Die FPÖ kam auf die Budgeterhöhung für das Außenministerium unter dem früheren Minister Sebastian Kurz (ÖVP) zu sprechen. Ein entsprechender Chat von Ex-Kabinettschef Thomas Schmid suggerierte, dass das Geld für parteipolitische Zwecke verwendet werden sollte. Hanger meldete sich wieder zu Wort: Das seine eine falscher Vorhalt. Melchior hat keine Wahrnehmungen dazu.

Ausführliche Antworten, wenige Fragen

Vor Melchior wurde Ex-Bundeskanzler und Ex-ÖVP-Chef Sebastian Kurz von den Abgeordneten befragt. Wegen langer Antworten und vieler Wortmeldungen vonseiten der ÖVP konnte die erste Befragungsrunde nicht abgeschlossen werden. Lediglich SPÖ, ÖVP und NEOS konnten ihre Fragen stellen, Grüne und FPÖ hatten keine Chance, den früheren Kanzler zu befragen.

Kurz, der in Begleitung von ÖVP-Anwalt Werner Suppan kam, beklagte zwar am Anfang der Befragung „das Mantra, dass ich an allem schuld sein soll“. In weiterer Folge nahm er aber weder die Position des freiwilligen Sündenbocks ein, noch wehrte er jedwede Verantwortung ab. Im Gegensatz zu früheren Befragungen zeigte er sich gegenüber den Abgeordneten zudem durchaus kantiger.

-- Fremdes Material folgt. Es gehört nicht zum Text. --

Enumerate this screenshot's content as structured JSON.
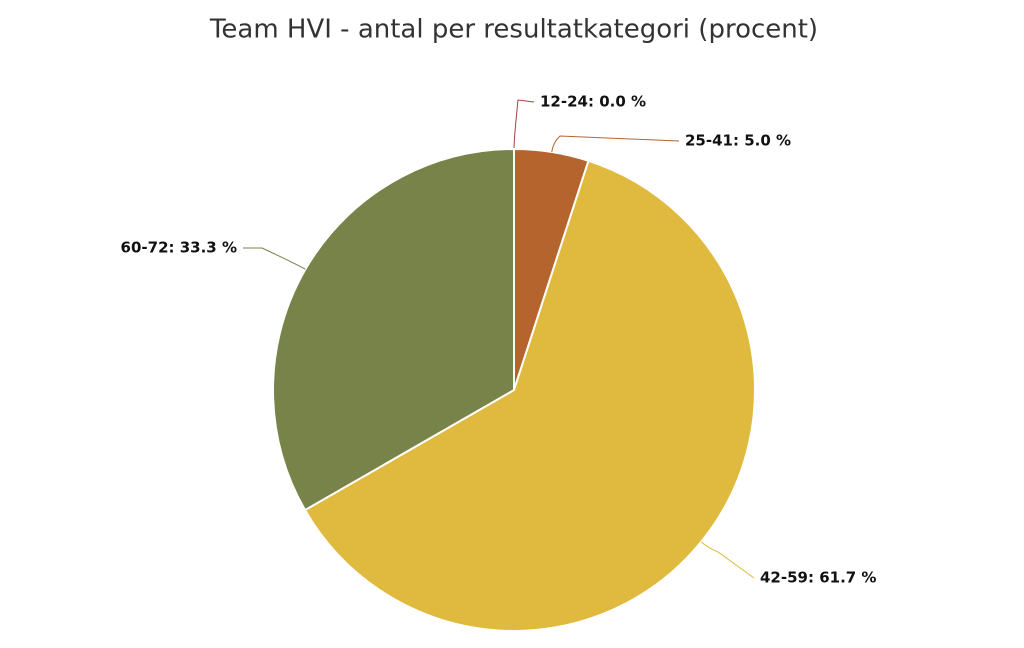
{
  "chart_data": {
    "type": "pie",
    "title": "Team HVI - antal per resultatkategori (procent)",
    "values": [
      0.0,
      5.0,
      61.7,
      33.3
    ],
    "value_labels": [
      "12-24: 0.0 %",
      "25-41: 5.0 %",
      "42-59: 61.7 %",
      "60-72: 33.3 %"
    ],
    "colors": [
      "#a0413a",
      "#b5642e",
      "#e0b93f",
      "#78834a"
    ]
  }
}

Er habe seine Strategie an die Usancen des U-Ausschusses und der Abgeordneten angepasst, so Kurz, der mehrfach darauf hinwies, dass er kein Politiker mehr sei. Seine Strategie sei immer noch, an einer Aufklärung interessiert zu sein, er sei aber nun deutlich vorsichtiger, nachdem er sich nach einer Anzeige mit einem Verfahren wegen vermuteter Falschaussage herumschlagen müsse, sagte er gegenüber NEOS-Fraktionsführerin Stephanie Krisper.